Cybercriminals and nation-states have doubled down and improved on popular attacks, targeting companies with double-extortion ransomware attacks, adopting various COVID-19-themed lures for phishing, and taking advantage of cybersecurity chaos following the move to remote work, according to three threat reports published this week.
Ransomware made up nearly a quarter of the incident-response engagements for IBM Security's X-Force threat intelligence group. Fifty-nine percent of the ransomware incidents involved cybercriminals exfiltrating, before encrypting, the data — so-called "double-extortion" attacks, according to the "X-Force Threat Intelligence Index 2021" report. The most common ransomware group, dubbed Sodinokibi, raked in more than $123 million in profits during 2020, according to the company's calculations.
The use of double-extortion ransomware attacks and the focus on large companies and big scores will continue in 2021, says Nick Rossmann, global threat intelligence lead for IBM Security X-Force.
"Double extortion is the trend that attackers have gone to in 2020 because the attack circumvents the defenses, like backups and a good incident response strategy, that companies have put into place," he says. "This shift is a natural evolution of where attackers are going to go in response to companies' defenses."
In separate threat reports published by IBM, anti-malware firm Trend Micro, and endpoint security firm BlackBerry, many of the same themes emerge. Ransomware dominated all, with Sodinokibi and Ryuk headlining lists of top ransomware campaigns, but relative newcomers Egregor and DoppelPaymer were also on the list.
Attackers' focus on stealing and encrypting data at larger enterprises has led to an increase in ransoms, with one insurance company noting the average ransom doubled from 2019 to the first quarter of 2020, according to Trend Micro's "2020 Annual Cybersecurity Report." The top ransomware family, however, was not a new threat: The WannaCry crypto-ransomware worm, which automatically infected systems in May 2017, continues to scan for unpatched computers.
"WannaCry, aside from being the top malware family, is the only ransomware in the list [of top malware]," Trend Micro states in its report. "Cryptocurrency miners as a whole are in second place, showing how prevalent they had become."
While many companies have seen ransomware on the rise, the number of attempted ransomware attacks — as measured by the number of e-mail messages with malicious links or malware connected to ransomware — has dropped. The decline is not because the threats have decreased, says Jon Clay, director of global threat communications at Trend Micro.
"If you look at the ransomware numbers, that number is actually down year-over-year because the tactics have shifted," he says. "We have moved from the spray-and-pray ransomware attacks to the much more targeted approach by the ransomware actors."
The notable exception is the 4-year-old WannaCry ransomware worm, which still creates the most malicious traffic, according to Trend Micro, which sees such encounters because its data is collected from endpoints.
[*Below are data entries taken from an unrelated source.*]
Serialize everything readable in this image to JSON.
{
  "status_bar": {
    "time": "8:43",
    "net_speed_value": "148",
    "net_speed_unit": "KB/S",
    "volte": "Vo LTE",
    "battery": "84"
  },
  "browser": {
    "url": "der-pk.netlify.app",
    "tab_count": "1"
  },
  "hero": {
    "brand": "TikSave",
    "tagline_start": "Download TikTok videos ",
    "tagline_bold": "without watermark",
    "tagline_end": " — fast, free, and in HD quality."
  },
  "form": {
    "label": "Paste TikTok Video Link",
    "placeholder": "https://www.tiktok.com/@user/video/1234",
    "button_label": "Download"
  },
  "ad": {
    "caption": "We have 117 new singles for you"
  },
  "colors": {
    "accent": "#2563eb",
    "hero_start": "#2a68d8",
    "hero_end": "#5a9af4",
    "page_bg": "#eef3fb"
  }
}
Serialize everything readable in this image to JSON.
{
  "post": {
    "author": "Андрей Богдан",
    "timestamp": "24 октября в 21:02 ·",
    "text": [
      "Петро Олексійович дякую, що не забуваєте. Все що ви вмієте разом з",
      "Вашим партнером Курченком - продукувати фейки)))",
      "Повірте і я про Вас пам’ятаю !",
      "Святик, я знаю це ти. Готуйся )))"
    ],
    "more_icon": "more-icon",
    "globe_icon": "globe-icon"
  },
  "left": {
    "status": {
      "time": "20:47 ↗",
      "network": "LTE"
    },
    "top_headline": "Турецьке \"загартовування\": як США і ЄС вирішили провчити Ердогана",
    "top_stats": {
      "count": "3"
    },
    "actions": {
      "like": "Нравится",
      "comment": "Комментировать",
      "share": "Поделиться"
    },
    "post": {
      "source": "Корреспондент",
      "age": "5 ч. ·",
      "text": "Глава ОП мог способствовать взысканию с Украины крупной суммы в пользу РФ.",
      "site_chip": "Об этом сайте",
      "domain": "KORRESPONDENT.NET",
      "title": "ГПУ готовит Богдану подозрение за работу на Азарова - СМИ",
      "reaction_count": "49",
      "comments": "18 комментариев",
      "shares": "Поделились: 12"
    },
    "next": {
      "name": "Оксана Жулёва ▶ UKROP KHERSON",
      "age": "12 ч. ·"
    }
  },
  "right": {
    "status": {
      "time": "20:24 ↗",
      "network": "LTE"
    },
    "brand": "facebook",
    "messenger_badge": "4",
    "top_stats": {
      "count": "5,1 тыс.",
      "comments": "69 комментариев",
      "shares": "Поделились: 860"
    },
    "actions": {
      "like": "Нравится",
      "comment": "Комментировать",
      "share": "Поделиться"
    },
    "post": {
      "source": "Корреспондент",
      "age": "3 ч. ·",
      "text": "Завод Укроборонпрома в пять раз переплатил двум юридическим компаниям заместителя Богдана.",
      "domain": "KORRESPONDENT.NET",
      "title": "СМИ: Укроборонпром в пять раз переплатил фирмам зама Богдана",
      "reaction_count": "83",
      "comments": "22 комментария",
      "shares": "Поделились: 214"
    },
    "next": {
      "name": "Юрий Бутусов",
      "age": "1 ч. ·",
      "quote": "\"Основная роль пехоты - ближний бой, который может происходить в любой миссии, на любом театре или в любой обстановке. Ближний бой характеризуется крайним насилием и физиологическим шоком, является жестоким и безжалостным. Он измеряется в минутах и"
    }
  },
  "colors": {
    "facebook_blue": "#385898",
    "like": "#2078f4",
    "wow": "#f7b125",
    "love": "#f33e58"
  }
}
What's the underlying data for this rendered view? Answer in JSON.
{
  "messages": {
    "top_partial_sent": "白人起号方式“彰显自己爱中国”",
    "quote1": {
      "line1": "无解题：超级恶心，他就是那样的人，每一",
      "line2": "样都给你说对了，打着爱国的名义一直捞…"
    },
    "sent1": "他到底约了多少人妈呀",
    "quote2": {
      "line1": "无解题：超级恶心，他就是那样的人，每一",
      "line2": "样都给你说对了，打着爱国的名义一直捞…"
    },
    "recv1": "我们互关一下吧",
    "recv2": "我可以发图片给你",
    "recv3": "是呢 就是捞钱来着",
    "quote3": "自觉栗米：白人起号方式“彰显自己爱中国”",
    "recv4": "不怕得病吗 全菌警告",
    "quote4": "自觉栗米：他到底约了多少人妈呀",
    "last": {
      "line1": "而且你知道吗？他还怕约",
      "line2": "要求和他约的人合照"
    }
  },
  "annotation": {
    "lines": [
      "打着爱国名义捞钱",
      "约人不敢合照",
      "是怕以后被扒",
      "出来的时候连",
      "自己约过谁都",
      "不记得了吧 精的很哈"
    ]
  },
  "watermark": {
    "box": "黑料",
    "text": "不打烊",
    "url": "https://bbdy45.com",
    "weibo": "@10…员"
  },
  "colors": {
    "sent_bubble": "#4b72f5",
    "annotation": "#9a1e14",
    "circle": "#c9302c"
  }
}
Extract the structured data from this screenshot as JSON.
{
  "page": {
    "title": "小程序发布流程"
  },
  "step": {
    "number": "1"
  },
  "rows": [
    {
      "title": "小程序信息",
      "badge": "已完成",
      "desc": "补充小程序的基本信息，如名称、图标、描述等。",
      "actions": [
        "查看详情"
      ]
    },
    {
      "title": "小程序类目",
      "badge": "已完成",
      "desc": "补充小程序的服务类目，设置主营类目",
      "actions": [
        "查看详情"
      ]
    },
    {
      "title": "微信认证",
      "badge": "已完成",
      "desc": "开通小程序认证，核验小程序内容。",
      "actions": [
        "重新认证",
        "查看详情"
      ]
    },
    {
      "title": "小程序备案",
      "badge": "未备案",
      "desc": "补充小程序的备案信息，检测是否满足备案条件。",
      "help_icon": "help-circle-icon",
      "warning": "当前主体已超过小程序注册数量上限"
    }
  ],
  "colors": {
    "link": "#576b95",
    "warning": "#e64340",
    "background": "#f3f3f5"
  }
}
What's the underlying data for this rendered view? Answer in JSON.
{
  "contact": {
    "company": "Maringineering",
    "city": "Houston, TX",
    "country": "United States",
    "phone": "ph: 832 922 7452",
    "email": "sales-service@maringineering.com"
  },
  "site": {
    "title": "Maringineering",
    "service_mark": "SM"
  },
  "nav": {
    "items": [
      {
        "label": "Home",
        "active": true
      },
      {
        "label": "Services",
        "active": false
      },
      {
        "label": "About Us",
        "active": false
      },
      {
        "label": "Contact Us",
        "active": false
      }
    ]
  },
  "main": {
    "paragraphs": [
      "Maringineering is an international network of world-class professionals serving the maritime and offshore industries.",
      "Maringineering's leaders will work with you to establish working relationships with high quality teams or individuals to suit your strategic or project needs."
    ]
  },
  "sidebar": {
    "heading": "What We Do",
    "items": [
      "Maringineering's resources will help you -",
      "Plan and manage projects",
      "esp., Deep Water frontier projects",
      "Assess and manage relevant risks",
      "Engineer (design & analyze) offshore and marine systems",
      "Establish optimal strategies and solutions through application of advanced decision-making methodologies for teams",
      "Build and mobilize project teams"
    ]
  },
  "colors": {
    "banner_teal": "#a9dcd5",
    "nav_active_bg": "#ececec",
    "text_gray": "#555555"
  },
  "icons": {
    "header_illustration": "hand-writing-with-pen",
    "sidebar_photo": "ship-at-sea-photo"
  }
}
Phishing attacks aimed at either stealing credentials or as part of a business e-mail compromise (BEC) scheme continue to be popular. With many employees working from home, they presented more of an opportunity for attackers, BlackBerry states in its "2020 Threat Report."
"Software-as-a-service (SaaS) applications and Webmail remained the most targeted services for phishing attacks, dominating others throughout the year," according to the report. "Financial and payment sectors ranked in the second and third positions."
Traditional exploits continued to be a common attack vector, claiming the top slot in the IBM report. While ransomware and phishing both climbed, IBM Security's X-Force found 35% of investigated incidents leverage vulnerabilities in the attack. The company also found attacks on Linux vulnerabilities had increased.
"A lot of companies are moving to the cloud, so there is a lot of data there," says IBM Security X-Force's Rossmann. "In addition, the majority of Linux-based malware is cryptocurrency miners. So the Bitcoin market is driving attackers to move into Linux and try to exploit cloud services."
Looking to the future, disinformation and the threat of deepfakes are perhaps the most significant threats. Already, deepfakes are being used to enhance business scams, allowing cybercriminals to produce the voice of CEOs requesting a payment made to an attacker's account.
Put together, deepfakes and disinformation will hobble national efforts to prepare for a variety of threats, from future pandemics to cybersecurity and national security issues, says Eric Milam, a threat researcher with BlackBerry.
"What do we do when what you see is a complete misinformation campaign, but it is so well done that you don't know it is a misinformation campaign, and those people who want to believe it now have a level of confidence that they would not have had in the past?" he says. "That is a threat to us as human beings, and we have no way to deal with that right now."
Milam predicts that machine-learning models will be the only way to defend against such threats in the future.